Issue 5979: strptime() gives inconsistent exceptions (original) (raw)
e.g.
from datetime import datetime
datetime.strptime("19951001", "%Y%m%d") datetime.datetime(1995, 10, 1, 0, 0)
datetime.strptime("19951000", "%Y%m%d") # day = 0, month < 11 ... ValueError: time data '19951000' does not match format '%Y%m%d'
datetime.strptime("19951100", "%Y%m%d") # day = 0, month >= 11 ... ValueError: unconverted data remains: 0
The exception messages are not really a serious issue, but note that the latter one can be confusing for users.
However, there seems to be some underlying issues with the choice to recognize single digit months with double digit days, which can make date strings ambiguous:
Consider "19951100" from above with the last '0' removed.
datetime.strptime("1995110", "%Y%m%d") datetime.datetime(1995, 1, 10, 0, 0)
In this case, strptime has treated the middle '1' as the month, resulting in 1995-01-10. This hints at why the second exception from above gives a strange message: with the extra '0' the day portion of "19951100" (00) is invalid, and strptime falls back on parsing the first 7 characters as above, and then failing due to the remaining '0'.
This seems a little dangerous. For instance: timestamp = "19951101-23:20:18" datestamp=timestamp[:7] # Oops, needed to use :8 to get up to index 7. reallyImportantButWrongDate = datetime.strptime(datestamp, "%Y%m%d")
Note that in this case strptime() from glibc would instead result in an error, which IMHO is the right thing to do.
I do realize, though, that changing the behavior of strptime() could devastate some existing code.
Looks like a bug to me:
datetime.strptime("1", "%d") datetime.datetime(1900, 1, 1, 0, 0)
datetime.strptime('1', '%m') datetime.datetime(1900, 1, 1, 0, 0)
both %m and %d accept single digits but they should not.
datetime.strptime('123', '%m%d') datetime.datetime(1900, 12, 3, 0, 0)
import this .. In the face of ambiguity, refuse the temptation to guess.

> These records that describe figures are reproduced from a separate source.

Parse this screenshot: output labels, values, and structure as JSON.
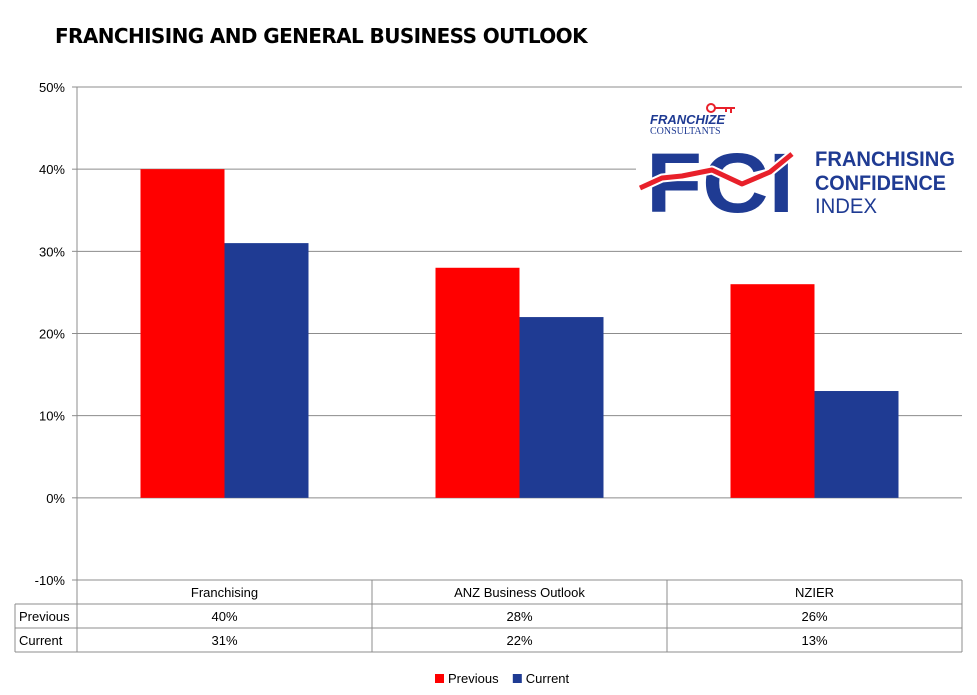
{
  "chart_data": {
    "type": "bar",
    "title": "FRANCHISING AND GENERAL BUSINESS OUTLOOK",
    "categories": [
      "Franchising",
      "ANZ Business Outlook",
      "NZIER"
    ],
    "series": [
      {
        "name": "Previous",
        "values": [
          40,
          28,
          26
        ],
        "color": "#ff0000"
      },
      {
        "name": "Current",
        "values": [
          31,
          22,
          13
        ],
        "color": "#1f3b93"
      }
    ],
    "ylim": [
      -10,
      50
    ],
    "yticks": [
      50,
      40,
      30,
      20,
      10,
      0,
      -10
    ],
    "ytick_labels": [
      "50%",
      "40%",
      "30%",
      "20%",
      "10%",
      "0%",
      "-10%"
    ],
    "table": {
      "rows": [
        {
          "label": "Previous",
          "cells": [
            "40%",
            "28%",
            "26%"
          ]
        },
        {
          "label": "Current",
          "cells": [
            "31%",
            "22%",
            "13%"
          ]
        }
      ]
    },
    "legend": {
      "position": "bottom",
      "entries": [
        "Previous",
        "Current"
      ]
    },
    "grid": true
  },
  "logo": {
    "brand_top": "FRANCHIZE",
    "brand_bottom": "CONSULTANTS",
    "acronym": "FCI",
    "line1": "FRANCHISING",
    "line2": "CONFIDENCE",
    "line3": "INDEX",
    "red": "#e8202a",
    "blue": "#1f3b93"
  }
}
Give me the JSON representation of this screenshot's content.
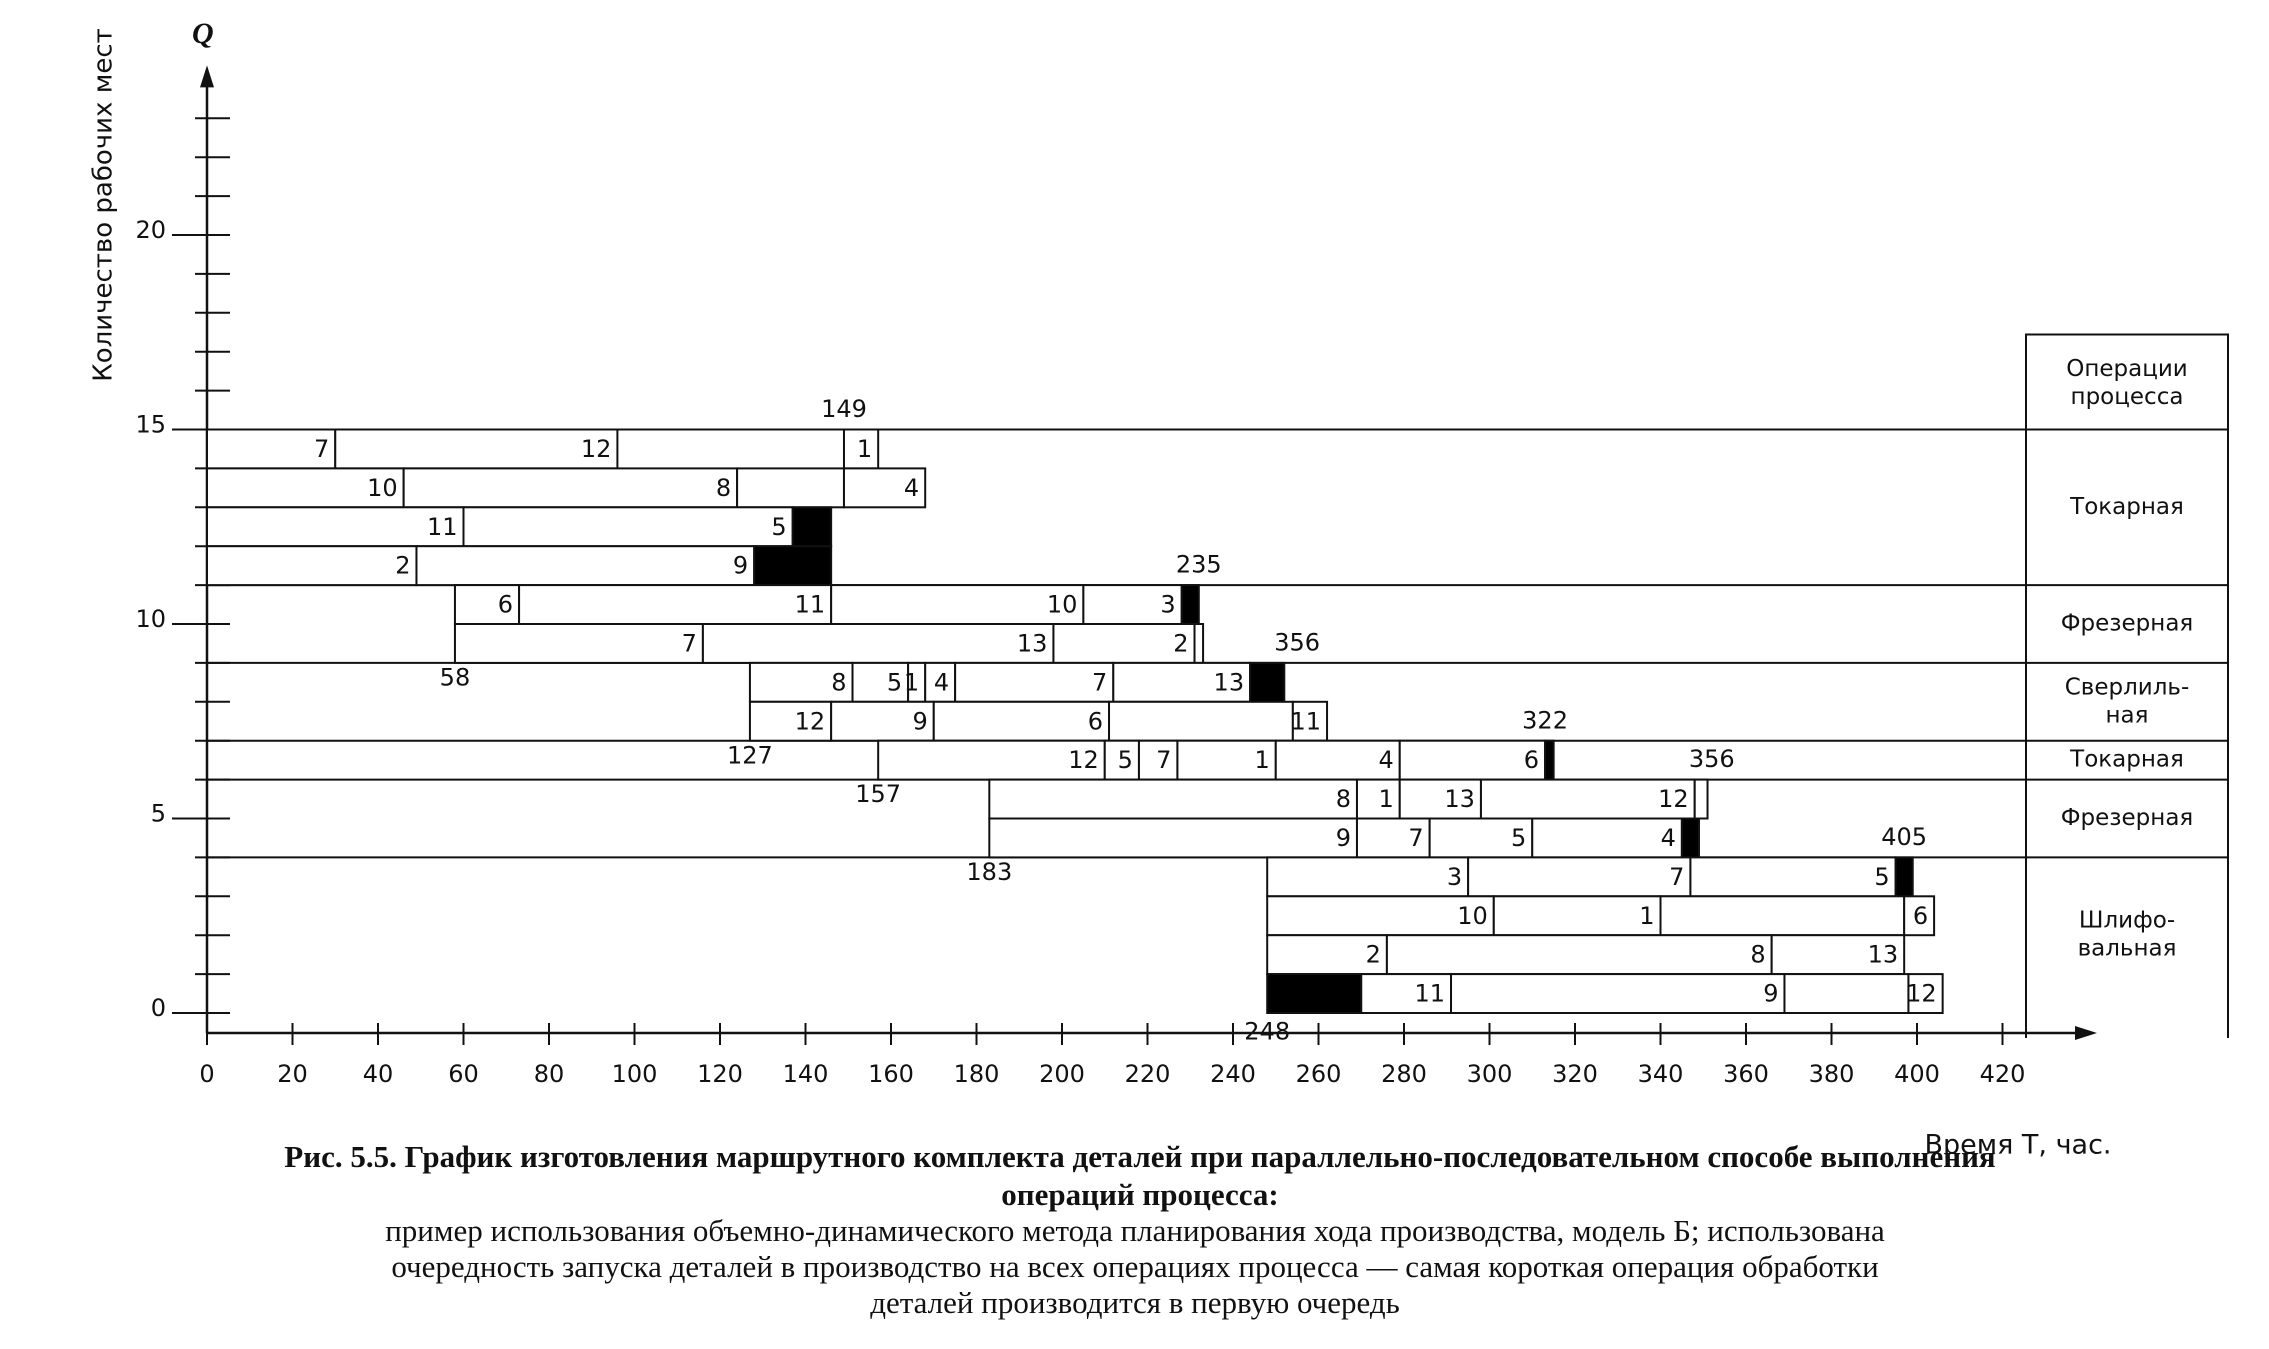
{
  "chart_data": {
    "type": "gantt",
    "y_label": "Количество рабочих мест",
    "y_symbol": "Q",
    "x_label": "Время Т, час.",
    "xlim": [
      0,
      420
    ],
    "xticks": [
      0,
      20,
      40,
      60,
      80,
      100,
      120,
      140,
      160,
      180,
      200,
      220,
      240,
      260,
      280,
      300,
      320,
      340,
      360,
      380,
      400,
      420
    ],
    "ylim": [
      0,
      24
    ],
    "yticks": [
      0,
      5,
      10,
      15,
      20
    ],
    "rows": [
      {
        "y": 14,
        "segments": [
          {
            "label": "7",
            "start": 0,
            "end": 30
          },
          {
            "label": "12",
            "start": 30,
            "end": 96
          },
          {
            "label": "1",
            "start": 149,
            "end": 157
          }
        ]
      },
      {
        "y": 13,
        "segments": [
          {
            "label": "10",
            "start": 0,
            "end": 46
          },
          {
            "label": "8",
            "start": 46,
            "end": 124
          },
          {
            "start": 124,
            "end": 149
          },
          {
            "label": "4",
            "start": 149,
            "end": 168
          }
        ]
      },
      {
        "y": 12,
        "segments": [
          {
            "label": "11",
            "start": 0,
            "end": 60
          },
          {
            "label": "5",
            "start": 60,
            "end": 137
          },
          {
            "start": 137,
            "end": 146,
            "idle": true
          }
        ]
      },
      {
        "y": 11,
        "segments": [
          {
            "label": "2",
            "start": 0,
            "end": 49
          },
          {
            "label": "9",
            "start": 49,
            "end": 128
          },
          {
            "start": 128,
            "end": 146,
            "idle": true
          }
        ]
      },
      {
        "y": 10,
        "segments": [
          {
            "label": "6",
            "start": 58,
            "end": 73
          },
          {
            "label": "11",
            "start": 73,
            "end": 146
          },
          {
            "label": "10",
            "start": 146,
            "end": 205
          },
          {
            "label": "3",
            "start": 205,
            "end": 228
          },
          {
            "start": 228,
            "end": 232,
            "idle": true
          }
        ]
      },
      {
        "y": 9,
        "segments": [
          {
            "label": "7",
            "start": 58,
            "end": 116
          },
          {
            "label": "13",
            "start": 116,
            "end": 198
          },
          {
            "label": "2",
            "start": 198,
            "end": 231
          },
          {
            "start": 231,
            "end": 233
          }
        ]
      },
      {
        "y": 8,
        "segments": [
          {
            "label": "8",
            "start": 127,
            "end": 151
          },
          {
            "label": "5",
            "start": 151,
            "end": 164
          },
          {
            "label": "1",
            "start": 164,
            "end": 168
          },
          {
            "label": "4",
            "start": 168,
            "end": 175
          },
          {
            "label": "7",
            "start": 175,
            "end": 212
          },
          {
            "label": "13",
            "start": 212,
            "end": 244
          },
          {
            "start": 244,
            "end": 252,
            "idle": true
          }
        ]
      },
      {
        "y": 7,
        "segments": [
          {
            "label": "12",
            "start": 127,
            "end": 146
          },
          {
            "label": "9",
            "start": 146,
            "end": 170
          },
          {
            "label": "6",
            "start": 170,
            "end": 211
          },
          {
            "start": 211,
            "end": 254
          },
          {
            "label": "11",
            "start": 254,
            "end": 262
          }
        ]
      },
      {
        "y": 6,
        "segments": [
          {
            "label": "12",
            "start": 157,
            "end": 210
          },
          {
            "label": "5",
            "start": 210,
            "end": 218
          },
          {
            "label": "7",
            "start": 218,
            "end": 227
          },
          {
            "label": "1",
            "start": 227,
            "end": 250
          },
          {
            "label": "4",
            "start": 250,
            "end": 279
          },
          {
            "label": "6",
            "start": 279,
            "end": 313
          },
          {
            "start": 313,
            "end": 315,
            "idle": true
          }
        ]
      },
      {
        "y": 5,
        "segments": [
          {
            "label": "8",
            "start": 183,
            "end": 269
          },
          {
            "label": "1",
            "start": 269,
            "end": 279
          },
          {
            "label": "13",
            "start": 279,
            "end": 298
          },
          {
            "label": "12",
            "start": 298,
            "end": 348
          },
          {
            "start": 348,
            "end": 351
          }
        ]
      },
      {
        "y": 4,
        "segments": [
          {
            "label": "9",
            "start": 183,
            "end": 269
          },
          {
            "label": "7",
            "start": 269,
            "end": 286
          },
          {
            "label": "5",
            "start": 286,
            "end": 310
          },
          {
            "label": "4",
            "start": 310,
            "end": 345
          },
          {
            "start": 345,
            "end": 349,
            "idle": true
          }
        ]
      },
      {
        "y": 3,
        "segments": [
          {
            "label": "3",
            "start": 248,
            "end": 295
          },
          {
            "label": "7",
            "start": 295,
            "end": 347
          },
          {
            "label": "5",
            "start": 347,
            "end": 395
          },
          {
            "start": 395,
            "end": 399,
            "idle": true
          }
        ]
      },
      {
        "y": 2,
        "segments": [
          {
            "label": "10",
            "start": 248,
            "end": 301
          },
          {
            "label": "1",
            "start": 301,
            "end": 340
          },
          {
            "start": 340,
            "end": 397
          },
          {
            "label": "6",
            "start": 397,
            "end": 404
          }
        ]
      },
      {
        "y": 1,
        "segments": [
          {
            "label": "2",
            "start": 248,
            "end": 276
          },
          {
            "label": "8",
            "start": 276,
            "end": 366
          },
          {
            "label": "13",
            "start": 366,
            "end": 397
          }
        ]
      },
      {
        "y": 0,
        "segments": [
          {
            "start": 248,
            "end": 270,
            "idle": true
          },
          {
            "label": "11",
            "start": 270,
            "end": 291
          },
          {
            "label": "9",
            "start": 291,
            "end": 369
          },
          {
            "start": 369,
            "end": 398
          },
          {
            "label": "12",
            "start": 398,
            "end": 406
          }
        ]
      }
    ],
    "annotations": [
      {
        "value": 149,
        "x": 149,
        "y": 15.5
      },
      {
        "value": 235,
        "x": 232,
        "y": 11.5
      },
      {
        "value": 58,
        "x": 58,
        "y": 8.6
      },
      {
        "value": 356,
        "x": 255,
        "y": 9.5
      },
      {
        "value": 127,
        "x": 127,
        "y": 6.6
      },
      {
        "value": 157,
        "x": 157,
        "y": 5.6
      },
      {
        "value": 322,
        "x": 313,
        "y": 7.5
      },
      {
        "value": 356,
        "x": 352,
        "y": 6.5
      },
      {
        "value": 183,
        "x": 183,
        "y": 3.6
      },
      {
        "value": 405,
        "x": 397,
        "y": 4.5
      },
      {
        "value": 248,
        "x": 248,
        "y": -0.5
      }
    ],
    "operations_header": [
      "Операции",
      "процесса"
    ],
    "operations": [
      {
        "name": [
          "Токарная"
        ],
        "from": 11,
        "to": 15
      },
      {
        "name": [
          "Фрезерная"
        ],
        "from": 9,
        "to": 11
      },
      {
        "name": [
          "Сверлиль-",
          "ная"
        ],
        "from": 7,
        "to": 9
      },
      {
        "name": [
          "Токарная"
        ],
        "from": 6,
        "to": 7
      },
      {
        "name": [
          "Фрезерная"
        ],
        "from": 4,
        "to": 6
      },
      {
        "name": [
          "Шлифо-",
          "вальная"
        ],
        "from": 0,
        "to": 4
      }
    ]
  },
  "caption": {
    "title": [
      "Рис. 5.5. График изготовления маршрутного комплекта деталей при параллельно-последовательном способе выполнения",
      "операций процесса:"
    ],
    "text": [
      "пример использования объемно-динамического метода планирования хода производства, модель Б; использована",
      "очередность запуска деталей в производство на всех операциях процесса — самая короткая операция обработки",
      "деталей производится в первую очередь"
    ]
  }
}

But this is exactly how strptime in C. Consider this:
#include <time.h> #include <stdio.h> #include <stdlib.h> #include <string.h>
int main(){
char buf[255];
struct tm tm;
memset(&tm, 0, sizeof(tm));
strptime("123", "%m%d", &tm);
strftime(buf, sizeof(buf), "%d %b %Y %H:%M", &tm);
printf("%s\n", buf);
return 0;
}
This produces output:
03 Dec 1900 00:00
Shouldn't it stay consistent with how C function works?